Congress is scrambling to avoid a government shutdown before funding runs dry Friday night at midnight.
Thirty-eight Republicans voted against a proposal backed by President-elect Donald Trump on Thursday night to keep the government funded and raise the debt ceiling. This came after Trump waded into the debate over the funding deal following repeated outbursts from his newfound confidant Elon Musk.
Speaker Mike Johnson must now find a deal that can keep Trump and the conservatives in his own conference on board, that can win the support of a significant number of House Democrats, that can find support in the Democratic Senate and White House, and that at the same time allows him to retain the speakership.
While it’s usually a good bet that lawmakers want to go home for the holidays and that shutdowns are seen as a losing proposition, both Trump and Johnson have been considering allowing a shutdown to happen, spending last night looking at the pros and cons, according to Politico.
But Johnson’s team was also looking at the passage of a “clean” continuing resolution to keep the government open until January.

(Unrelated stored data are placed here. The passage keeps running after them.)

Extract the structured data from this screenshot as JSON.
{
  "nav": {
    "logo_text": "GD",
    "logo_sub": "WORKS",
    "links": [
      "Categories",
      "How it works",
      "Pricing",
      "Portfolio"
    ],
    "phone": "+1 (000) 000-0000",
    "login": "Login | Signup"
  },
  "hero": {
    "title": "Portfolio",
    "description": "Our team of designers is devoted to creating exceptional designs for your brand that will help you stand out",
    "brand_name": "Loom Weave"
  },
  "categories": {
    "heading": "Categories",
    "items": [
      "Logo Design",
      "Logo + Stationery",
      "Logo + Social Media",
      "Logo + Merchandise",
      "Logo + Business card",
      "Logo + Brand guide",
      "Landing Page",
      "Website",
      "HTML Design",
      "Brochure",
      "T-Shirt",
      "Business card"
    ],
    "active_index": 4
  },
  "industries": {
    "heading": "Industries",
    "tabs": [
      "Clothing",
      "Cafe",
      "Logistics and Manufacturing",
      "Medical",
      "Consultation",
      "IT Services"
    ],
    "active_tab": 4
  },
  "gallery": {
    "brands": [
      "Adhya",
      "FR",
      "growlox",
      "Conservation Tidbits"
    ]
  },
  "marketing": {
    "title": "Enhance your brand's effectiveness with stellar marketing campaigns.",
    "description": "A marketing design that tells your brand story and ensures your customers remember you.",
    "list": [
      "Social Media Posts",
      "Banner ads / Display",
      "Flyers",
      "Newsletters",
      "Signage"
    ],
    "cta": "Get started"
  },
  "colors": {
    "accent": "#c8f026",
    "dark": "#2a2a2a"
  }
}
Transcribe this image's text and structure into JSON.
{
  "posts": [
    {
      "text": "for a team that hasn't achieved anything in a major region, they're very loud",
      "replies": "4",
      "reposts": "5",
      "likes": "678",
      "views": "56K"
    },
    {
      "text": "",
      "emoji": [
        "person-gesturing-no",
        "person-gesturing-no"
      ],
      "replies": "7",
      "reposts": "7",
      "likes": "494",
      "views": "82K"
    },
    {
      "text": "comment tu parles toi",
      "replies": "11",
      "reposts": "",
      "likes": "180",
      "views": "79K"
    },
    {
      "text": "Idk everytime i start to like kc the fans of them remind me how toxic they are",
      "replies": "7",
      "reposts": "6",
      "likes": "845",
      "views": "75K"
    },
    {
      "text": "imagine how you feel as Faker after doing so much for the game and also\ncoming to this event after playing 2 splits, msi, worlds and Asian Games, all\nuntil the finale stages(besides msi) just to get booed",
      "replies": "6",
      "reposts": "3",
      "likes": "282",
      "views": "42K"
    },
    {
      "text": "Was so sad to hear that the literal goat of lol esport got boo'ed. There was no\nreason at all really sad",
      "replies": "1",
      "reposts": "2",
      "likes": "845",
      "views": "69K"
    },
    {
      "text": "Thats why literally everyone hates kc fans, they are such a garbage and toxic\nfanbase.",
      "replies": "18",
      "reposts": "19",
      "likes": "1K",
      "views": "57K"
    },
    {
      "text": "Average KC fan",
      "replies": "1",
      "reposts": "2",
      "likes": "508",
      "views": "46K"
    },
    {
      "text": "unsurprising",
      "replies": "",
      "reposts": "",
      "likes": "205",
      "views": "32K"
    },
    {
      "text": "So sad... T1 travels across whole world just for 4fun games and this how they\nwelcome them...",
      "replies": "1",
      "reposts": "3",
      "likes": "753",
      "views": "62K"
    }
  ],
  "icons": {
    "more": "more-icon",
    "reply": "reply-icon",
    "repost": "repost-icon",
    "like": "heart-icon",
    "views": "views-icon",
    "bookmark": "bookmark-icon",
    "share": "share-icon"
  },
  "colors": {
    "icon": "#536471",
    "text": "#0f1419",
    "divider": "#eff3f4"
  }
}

Senate Republicans grew irate Thursday after two proposals to keep the government open failed this week.
“I get weary with the drama associated with this. This is so dysfunctional and so distracting from the things we should be doing,” Texas Republican Senator John Cornyn said, according to The Hill. But he still said there was hope that “we’ll pull the rabbit out of the hat” and find a government funding deal before the midnight deadline.
Trump ally Senator Tommy Tuberville of Alabama said the failure of Johnson’s latest proposal made a shutdown all but a certainty.
“Shut it down. It’s what’s going to happen. They’re going to shut it down. I guess they’ll try to work it out but, you know, shutting it down isn’t going to make a lot of difference right now,” he said, according to The Hill.
“You could shut it down to Jan. 5 and come back. Everyone’s going to get paid anyway,” Tuberville added in reference to federal workers.
The senator was asked if Trump still has confidence in Johnson.
“We’ll see after this fiasco,” he said.
Kentucky Republican Senator Rand Paul indicated that he wasn’t planning to back the legislation that Johnson tried to get through the House as he doesn’t want to raise the debt ceiling unless it’s accompanied by major cuts in spending.
The deal Johnson took to the floor of the House Thursday night would have raised new spending by $110 billion and the debt ceiling by more than $4 trillion.
Paul and other senators noted they don’t know when the House may pass a deal that makes it to the Senate.
“It’s kind of a s***show over there, so who knows when that’s going to happen,” he said.
The failed vote Thursday night came after frenzied negotiations about how to avert a shutdown following Trump’s shooting down of the more than 1,500-page continuing resolution revealed by congressional leaders Tuesday night.
The president-elect piled the pressure on House Republicans to pass a bill to raise the debt limit in order for President Joe Biden to get the blame for adding to the national debt. Trump suggested extending the debt ceiling until the end of his second term.
“Congress must get rid of, or extend out to, perhaps, 2029, the ridiculous Debt Ceiling. Without this, we should never make a deal. Remember, the pressure is on whoever is President,” Trump wrote on Truth Social after 1 a.m. Friday.
“If there is going to be a shutdown of government, let it begin now, under the Biden Administration, not after January 20th, under ‘TRUMP.’ This is a Biden problem to solve, but if Republicans can help solve it, they will!” he added shortly before 8 a.m.
Johnson’s replacement bill for the shot-down continuing resolution was a 116-page bill to keep the government funded until March 14 which included about $100 billion in disaster relief and $10 billion in farm aid.
But it was called “laughable” by House Democratic Leader Hakeem Jeffries and Democratic lawmakers weer heard chanting “hell no” as they met in the Capitol basement.
Sen. Susan Collins, Republican of Maine, told reporters that Congress was “dangerously close” to a shutdown.
“I don’t know what the plan is now,” she added, noting that Trump’s call for a debt limit extension “seems to have aggravated the Democrats considerably.”
“We can’t have a government shutdown, and we’re getting dangerously close to that,” she said, according to The Hill. She said she would back a three-week extension to avoid a shutdown and get Congress past the holidays.